The trial was a farce. All the gamblers, "con" men, bunko steerers and strong-arm men in Chicago lined up in court and told how the defaulting clerk had begged to be permitted to play the brace game, with tears in his eyes, and that most of his money had been spent on wine, women and song. The jury solemnly declared McDonald innocent.

The expense of his trial on the charge of stealing the Dock company's $30,000 had made McDonald poor, and he had to get out and do a little "hustling." Soon after his release from the county jail John Donaldson, a California gambler and a high roller, made a winning in McDonald's place of $2,200 at poker. He took the money back to the hotel with him and was robbed of it and $500 besides before he had been in bed ten minutes.

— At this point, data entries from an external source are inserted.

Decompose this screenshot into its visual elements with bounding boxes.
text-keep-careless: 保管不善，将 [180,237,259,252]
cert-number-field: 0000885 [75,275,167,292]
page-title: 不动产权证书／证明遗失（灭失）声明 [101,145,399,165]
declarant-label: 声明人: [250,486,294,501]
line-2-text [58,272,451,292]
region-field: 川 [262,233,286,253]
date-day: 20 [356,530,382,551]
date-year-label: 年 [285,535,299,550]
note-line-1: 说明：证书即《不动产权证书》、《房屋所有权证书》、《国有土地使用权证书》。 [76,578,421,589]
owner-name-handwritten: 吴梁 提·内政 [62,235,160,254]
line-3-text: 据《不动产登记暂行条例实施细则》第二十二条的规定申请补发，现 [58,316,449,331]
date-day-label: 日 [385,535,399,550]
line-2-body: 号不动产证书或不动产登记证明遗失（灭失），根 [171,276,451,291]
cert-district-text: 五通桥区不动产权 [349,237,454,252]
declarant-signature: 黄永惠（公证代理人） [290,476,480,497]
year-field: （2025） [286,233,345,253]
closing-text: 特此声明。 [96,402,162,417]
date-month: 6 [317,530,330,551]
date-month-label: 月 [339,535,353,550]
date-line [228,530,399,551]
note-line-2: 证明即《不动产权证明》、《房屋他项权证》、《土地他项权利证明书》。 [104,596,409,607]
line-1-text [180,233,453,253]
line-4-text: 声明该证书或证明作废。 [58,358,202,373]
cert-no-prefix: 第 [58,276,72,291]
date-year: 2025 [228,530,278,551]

A cracksman by the name of Travers was convicted of the crime.

Donaldson used to go to Joliet every day or two to interview Travers. Finally he came back from Joliet and never ate nor slept until he had run McDonald down. Tweaking his nose he shouted:

"Travers has confessed. You are a thief. You are a coward. Within twenty minutes after I was robbed you were dividing my $2,700 with Travers and his pal."

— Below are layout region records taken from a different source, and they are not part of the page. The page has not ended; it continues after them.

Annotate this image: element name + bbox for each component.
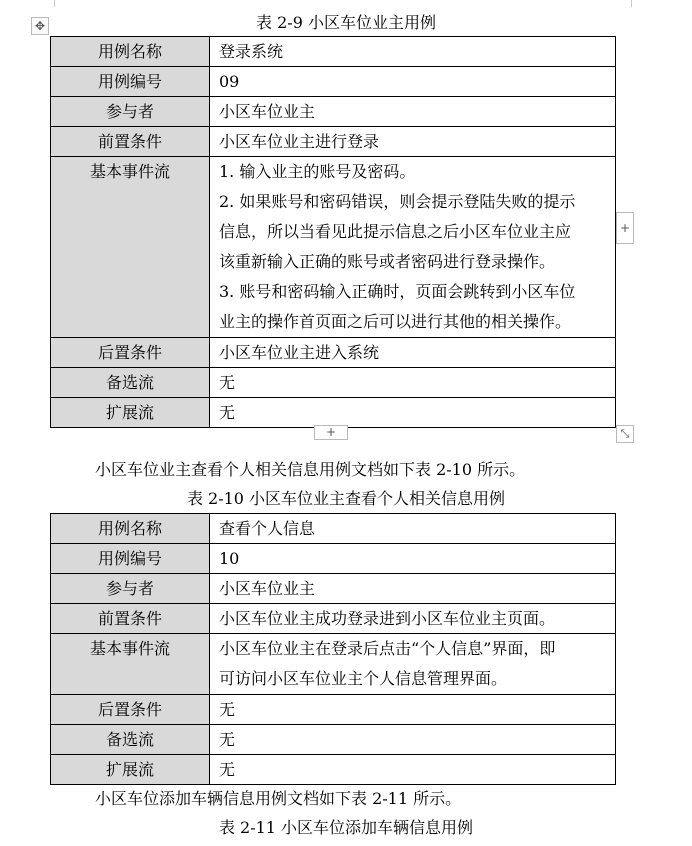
flow-line: 可访问小区车位业主个人信息管理界面。 bbox=[219, 669, 508, 688]
table-cell-value[interactable]: 无 bbox=[210, 725, 616, 755]
table-row bbox=[51, 725, 616, 755]
table-cell-value[interactable]: 小区车位业主 bbox=[210, 97, 616, 127]
table1-use-case bbox=[50, 36, 616, 428]
table-cell-label[interactable]: 备选流 bbox=[51, 368, 210, 398]
table3-caption: 表 2-11 小区车位添加车辆信息用例 bbox=[218, 818, 474, 837]
table-cell-value[interactable]: 10 bbox=[210, 544, 616, 574]
table-cell-label[interactable]: 扩展流 bbox=[51, 398, 210, 428]
table-row bbox=[51, 398, 616, 428]
table-cell-label[interactable]: 备选流 bbox=[51, 725, 210, 755]
table-cell-value[interactable]: 小区车位业主进入系统 bbox=[210, 338, 616, 368]
table-cell-label[interactable]: 基本事件流 bbox=[51, 157, 210, 338]
table-cell-value[interactable]: 小区车位业主进行登录 bbox=[210, 127, 616, 157]
table-cell-label[interactable]: 参与者 bbox=[51, 97, 210, 127]
table-row bbox=[51, 37, 616, 67]
table-cell-label[interactable]: 用例编号 bbox=[51, 544, 210, 574]
table-cell-value[interactable]: 小区车位业主 bbox=[210, 574, 616, 604]
table-cell-value[interactable]: 09 bbox=[210, 67, 616, 97]
table-cell-label[interactable]: 后置条件 bbox=[51, 338, 210, 368]
table-row bbox=[51, 368, 616, 398]
body-paragraph: 小区车位添加车辆信息用例文档如下表 2-11 所示。 bbox=[95, 789, 462, 808]
table-row bbox=[51, 634, 616, 695]
table-row bbox=[51, 544, 616, 574]
page-corner-mark-left bbox=[54, 0, 55, 7]
table-cell-value[interactable] bbox=[210, 634, 616, 695]
table-row bbox=[51, 338, 616, 368]
table-resize-handle-icon[interactable]: ⤡ bbox=[616, 425, 634, 443]
table-row bbox=[51, 604, 616, 634]
table-cell-value[interactable]: 登录系统 bbox=[210, 37, 616, 67]
table-cell-label[interactable]: 前置条件 bbox=[51, 604, 210, 634]
table-cell-label[interactable]: 用例编号 bbox=[51, 67, 210, 97]
flow-line: 信息，所以当看见此提示信息之后小区车位业主应 bbox=[219, 222, 572, 241]
table-cell-value[interactable]: 无 bbox=[210, 755, 616, 785]
table2-use-case bbox=[50, 513, 616, 785]
table1-caption: 表 2-9 小区车位业主用例 bbox=[256, 13, 436, 32]
table-row bbox=[51, 97, 616, 127]
table2-caption: 表 2-10 小区车位业主查看个人相关信息用例 bbox=[186, 489, 506, 508]
body-paragraph: 小区车位业主查看个人相关信息用例文档如下表 2-10 所示。 bbox=[95, 460, 526, 479]
table-cell-value[interactable]: 小区车位业主成功登录进到小区车位业主页面。 bbox=[210, 604, 616, 634]
table-row bbox=[51, 514, 616, 544]
table-cell-value[interactable]: 无 bbox=[210, 368, 616, 398]
flow-line: 3. 账号和密码输入正确时，页面会跳转到小区车位 bbox=[219, 282, 576, 301]
flow-line: 2. 如果账号和密码错误，则会提示登陆失败的提示 bbox=[219, 192, 576, 211]
table-row bbox=[51, 695, 616, 725]
table-cell-label[interactable]: 参与者 bbox=[51, 574, 210, 604]
table-cell-value[interactable]: 查看个人信息 bbox=[210, 514, 616, 544]
table-cell-label[interactable]: 用例名称 bbox=[51, 514, 210, 544]
table-cell-label[interactable]: 用例名称 bbox=[51, 37, 210, 67]
table-cell-value[interactable]: 无 bbox=[210, 398, 616, 428]
table-row bbox=[51, 574, 616, 604]
flow-line: 小区车位业主在登录后点击“个人信息”界面，即 bbox=[219, 639, 556, 658]
table-row bbox=[51, 67, 616, 97]
table-cell-value[interactable] bbox=[210, 157, 616, 338]
table-row bbox=[51, 157, 616, 338]
flow-line: 该重新输入正确的账号或者密码进行登录操作。 bbox=[219, 252, 556, 271]
add-row-button[interactable]: + bbox=[314, 425, 348, 440]
table-cell-label[interactable]: 前置条件 bbox=[51, 127, 210, 157]
table-cell-label[interactable]: 扩展流 bbox=[51, 755, 210, 785]
flow-line: 1. 输入业主的账号及密码。 bbox=[219, 162, 416, 181]
add-column-button[interactable]: + bbox=[616, 212, 634, 244]
table-row bbox=[51, 127, 616, 157]
table-cell-value[interactable]: 无 bbox=[210, 695, 616, 725]
page-corner-mark-right bbox=[631, 0, 632, 7]
flow-line: 业主的操作首页面之后可以进行其他的相关操作。 bbox=[219, 312, 572, 331]
table-move-handle-icon[interactable]: ✥ bbox=[31, 17, 49, 35]
table-cell-label[interactable]: 基本事件流 bbox=[51, 634, 210, 695]
table-cell-label[interactable]: 后置条件 bbox=[51, 695, 210, 725]
table-row bbox=[51, 755, 616, 785]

McDonald did not deny the charge or strike back at Donaldson, as the latter apparently hoped he would. Donaldson was a slight man, almost dead with consumption, but he was famous as a man killer, and while with one hand he tweaked McDonald's nose, the other hand was jammed down in his coat pocket, and McDonald knew that if he made a move or said a word he was a dead man.

Donaldson's hatred for McDonald became a mania with him. He was a doomed man, anyhow, and he wanted to kill McDonald before he went. So for the three years before death finally claimed him he would drag himself about the streets until he could stand in front of his enemy and slap him in the face and curse him, and beg him to raise his hand or say a word, or give him the slightest pretext for killing him. It was a great relief to McDonald when grim death finally claimed Donaldson.

RISES IN HIS PROFESSION.

After the fire McDonald opened a place on State street, in partnership with Nick Geary, a celebrated thief, who was subsequently killed in Philadelphia. McDonald next moved to the West Side, and was taken in by John Dowling, who gave him a third interest in his game in consideration of indemnity against police interference, McDonald's political star at this time being on the rise. The firm cleared $100,000 in less than a year.

About this time McDonald formed a partnership with Harry Lawrence and Morris Martin, and for four or five years they had supreme control of the bunko business. None others could work excepting those who took the trouble to see the firm of McDonald, Martin & Lawrence. Among the gang who worked under the protection of the firm were Tom Wallace, John Wallace, "Snitzer, the Kid," John Martin, "Snapper Johnny," "Kid Miller," "Sir James" Arlington, or Gannon, "Appetite Bill," and "Hungry Joe."